Now, those two facets, which have existed side-by-side for generations, are at war. The area's scenery and casual way of life have begun to draw an influx of prosperous newcomers who are snatching up properties all along the coast. So much so, in fact, that those who make a living from the sea believe that the pressure of rising property values is driving them away from the coast - and thus out of business.

Now a new report, prepared by the Maine Coastal Program, will be submitted next month to the new Legislature and Gov.-elect John Baldacci.

The report studied 25 coastal communities from Kittery to Jonesport. It concluded that unless something can be done about "threats to access" to waterfront properties for fishing purposes, the industry will decline at a rapidly increasing rate.

Fishing is a very important industry, pumping $860 million into the state's economy and supporting 26,000 jobs. It is threatened, the report says, by: higher taxes; tourism and recreation demands; development pressures; a decline in commercial fishing because of reduced stocks; conversion of property to other uses; and deterioration of the industry's infrastructure.

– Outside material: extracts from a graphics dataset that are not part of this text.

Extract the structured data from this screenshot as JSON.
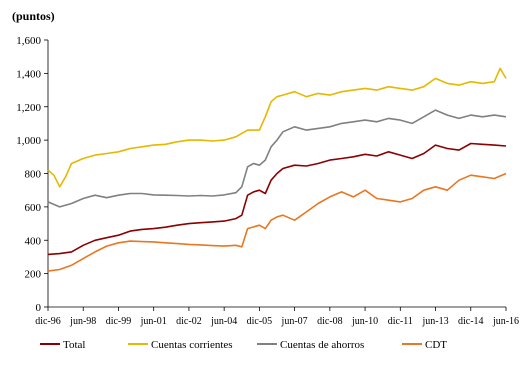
{
  "chart_data": {
    "type": "line",
    "ylabel": "(puntos)",
    "ylim": [
      0,
      1600
    ],
    "yticks": [
      0,
      200,
      400,
      600,
      800,
      1000,
      1200,
      1400,
      1600
    ],
    "ytick_labels": [
      "0",
      "200",
      "400",
      "600",
      "800",
      "1,000",
      "1,200",
      "1,400",
      "1,600"
    ],
    "x_start": "1996-12",
    "x_end": "2016-06",
    "xtick_labels": [
      "dic-96",
      "jun-98",
      "dic-99",
      "jun-01",
      "dic-02",
      "jun-04",
      "dic-05",
      "jun-07",
      "dic-08",
      "jun-10",
      "dic-11",
      "jun-13",
      "dic-14",
      "jun-16"
    ],
    "legend_position": "bottom",
    "grid": false,
    "series": [
      {
        "name": "Total",
        "color": "#8B0000",
        "points": [
          [
            "1996-12",
            315
          ],
          [
            "1997-06",
            320
          ],
          [
            "1997-12",
            330
          ],
          [
            "1998-06",
            370
          ],
          [
            "1998-12",
            400
          ],
          [
            "1999-06",
            415
          ],
          [
            "1999-12",
            430
          ],
          [
            "2000-06",
            455
          ],
          [
            "2000-12",
            465
          ],
          [
            "2001-06",
            470
          ],
          [
            "2001-12",
            478
          ],
          [
            "2002-06",
            490
          ],
          [
            "2002-12",
            500
          ],
          [
            "2003-06",
            505
          ],
          [
            "2003-12",
            510
          ],
          [
            "2004-06",
            515
          ],
          [
            "2004-12",
            530
          ],
          [
            "2005-03",
            550
          ],
          [
            "2005-06",
            670
          ],
          [
            "2005-09",
            690
          ],
          [
            "2005-12",
            700
          ],
          [
            "2006-03",
            680
          ],
          [
            "2006-06",
            760
          ],
          [
            "2006-09",
            800
          ],
          [
            "2006-12",
            830
          ],
          [
            "2007-06",
            850
          ],
          [
            "2007-12",
            845
          ],
          [
            "2008-06",
            860
          ],
          [
            "2008-12",
            880
          ],
          [
            "2009-06",
            890
          ],
          [
            "2009-12",
            900
          ],
          [
            "2010-06",
            915
          ],
          [
            "2010-12",
            905
          ],
          [
            "2011-06",
            930
          ],
          [
            "2011-12",
            910
          ],
          [
            "2012-06",
            890
          ],
          [
            "2012-12",
            920
          ],
          [
            "2013-06",
            970
          ],
          [
            "2013-12",
            950
          ],
          [
            "2014-06",
            940
          ],
          [
            "2014-12",
            980
          ],
          [
            "2015-06",
            975
          ],
          [
            "2015-12",
            970
          ],
          [
            "2016-06",
            965
          ]
        ]
      },
      {
        "name": "Cuentas corrientes",
        "color": "#E6B800",
        "points": [
          [
            "1996-12",
            820
          ],
          [
            "1997-03",
            790
          ],
          [
            "1997-06",
            720
          ],
          [
            "1997-09",
            780
          ],
          [
            "1997-12",
            860
          ],
          [
            "1998-06",
            890
          ],
          [
            "1998-12",
            910
          ],
          [
            "1999-06",
            920
          ],
          [
            "1999-12",
            930
          ],
          [
            "2000-06",
            950
          ],
          [
            "2000-12",
            960
          ],
          [
            "2001-06",
            970
          ],
          [
            "2001-12",
            975
          ],
          [
            "2002-06",
            990
          ],
          [
            "2002-12",
            1000
          ],
          [
            "2003-06",
            1000
          ],
          [
            "2003-12",
            995
          ],
          [
            "2004-06",
            1000
          ],
          [
            "2004-12",
            1020
          ],
          [
            "2005-06",
            1060
          ],
          [
            "2005-12",
            1060
          ],
          [
            "2006-03",
            1140
          ],
          [
            "2006-06",
            1230
          ],
          [
            "2006-09",
            1260
          ],
          [
            "2006-12",
            1270
          ],
          [
            "2007-06",
            1290
          ],
          [
            "2007-12",
            1260
          ],
          [
            "2008-06",
            1280
          ],
          [
            "2008-12",
            1270
          ],
          [
            "2009-06",
            1290
          ],
          [
            "2009-12",
            1300
          ],
          [
            "2010-06",
            1310
          ],
          [
            "2010-12",
            1300
          ],
          [
            "2011-06",
            1320
          ],
          [
            "2011-12",
            1310
          ],
          [
            "2012-06",
            1300
          ],
          [
            "2012-12",
            1320
          ],
          [
            "2013-06",
            1370
          ],
          [
            "2013-12",
            1340
          ],
          [
            "2014-06",
            1330
          ],
          [
            "2014-12",
            1350
          ],
          [
            "2015-06",
            1340
          ],
          [
            "2015-12",
            1350
          ],
          [
            "2016-03",
            1430
          ],
          [
            "2016-06",
            1370
          ]
        ]
      },
      {
        "name": "Cuentas de ahorros",
        "color": "#808080",
        "points": [
          [
            "1996-12",
            630
          ],
          [
            "1997-06",
            600
          ],
          [
            "1997-12",
            620
          ],
          [
            "1998-06",
            650
          ],
          [
            "1998-12",
            670
          ],
          [
            "1999-06",
            655
          ],
          [
            "1999-12",
            670
          ],
          [
            "2000-06",
            680
          ],
          [
            "2000-12",
            680
          ],
          [
            "2001-06",
            672
          ],
          [
            "2001-12",
            670
          ],
          [
            "2002-06",
            668
          ],
          [
            "2002-12",
            665
          ],
          [
            "2003-06",
            668
          ],
          [
            "2003-12",
            665
          ],
          [
            "2004-06",
            672
          ],
          [
            "2004-12",
            685
          ],
          [
            "2005-03",
            720
          ],
          [
            "2005-06",
            840
          ],
          [
            "2005-09",
            860
          ],
          [
            "2005-12",
            850
          ],
          [
            "2006-03",
            880
          ],
          [
            "2006-06",
            960
          ],
          [
            "2006-09",
            1000
          ],
          [
            "2006-12",
            1050
          ],
          [
            "2007-06",
            1080
          ],
          [
            "2007-12",
            1060
          ],
          [
            "2008-06",
            1070
          ],
          [
            "2008-12",
            1080
          ],
          [
            "2009-06",
            1100
          ],
          [
            "2009-12",
            1110
          ],
          [
            "2010-06",
            1120
          ],
          [
            "2010-12",
            1110
          ],
          [
            "2011-06",
            1130
          ],
          [
            "2011-12",
            1120
          ],
          [
            "2012-06",
            1100
          ],
          [
            "2012-12",
            1140
          ],
          [
            "2013-06",
            1180
          ],
          [
            "2013-12",
            1150
          ],
          [
            "2014-06",
            1130
          ],
          [
            "2014-12",
            1150
          ],
          [
            "2015-06",
            1140
          ],
          [
            "2015-12",
            1150
          ],
          [
            "2016-06",
            1140
          ]
        ]
      },
      {
        "name": "CDT",
        "color": "#E87722",
        "points": [
          [
            "1996-12",
            215
          ],
          [
            "1997-06",
            225
          ],
          [
            "1997-12",
            250
          ],
          [
            "1998-06",
            290
          ],
          [
            "1998-12",
            330
          ],
          [
            "1999-06",
            365
          ],
          [
            "1999-12",
            385
          ],
          [
            "2000-06",
            395
          ],
          [
            "2000-12",
            392
          ],
          [
            "2001-06",
            390
          ],
          [
            "2001-12",
            385
          ],
          [
            "2002-06",
            380
          ],
          [
            "2002-12",
            375
          ],
          [
            "2003-06",
            372
          ],
          [
            "2003-12",
            368
          ],
          [
            "2004-06",
            365
          ],
          [
            "2004-12",
            370
          ],
          [
            "2005-03",
            360
          ],
          [
            "2005-06",
            470
          ],
          [
            "2005-09",
            480
          ],
          [
            "2005-12",
            490
          ],
          [
            "2006-03",
            470
          ],
          [
            "2006-06",
            520
          ],
          [
            "2006-09",
            540
          ],
          [
            "2006-12",
            550
          ],
          [
            "2007-06",
            520
          ],
          [
            "2007-12",
            570
          ],
          [
            "2008-06",
            620
          ],
          [
            "2008-12",
            660
          ],
          [
            "2009-06",
            690
          ],
          [
            "2009-12",
            660
          ],
          [
            "2010-06",
            700
          ],
          [
            "2010-12",
            650
          ],
          [
            "2011-06",
            640
          ],
          [
            "2011-12",
            630
          ],
          [
            "2012-06",
            650
          ],
          [
            "2012-12",
            700
          ],
          [
            "2013-06",
            720
          ],
          [
            "2013-12",
            700
          ],
          [
            "2014-06",
            760
          ],
          [
            "2014-12",
            790
          ],
          [
            "2015-06",
            780
          ],
          [
            "2015-12",
            770
          ],
          [
            "2016-06",
            800
          ]
        ]
      }
    ]
  }
}
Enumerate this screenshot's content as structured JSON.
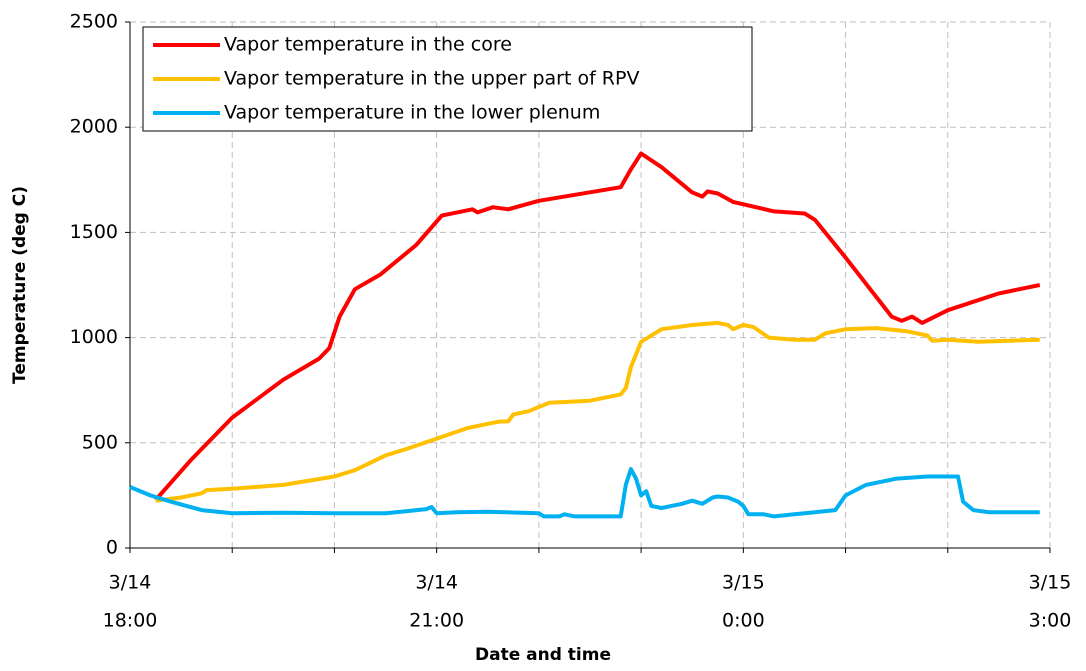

While the report makes no recommendations, one does exist: It's the "Chebeague proposal," a plan floated by a number of fishermen and others to give owners of property anywhere in the state a tax break as long as the property remained dedicated to its current use.

It would only apply to land, which would be assessed at rates used five years ago, while buildings would be assessed at current rates. If the land is ever sold to nonfamily members or converted to other uses, the owners would pay penalties similar to those under the Maine Tree Growth law.

The plan has problems - lower tax rates would hit some towns hard - but the penalties might make up a lot of the difference.

It is clear that something needs to be done. Not only is a valuable resource at stake, but so is a way of life.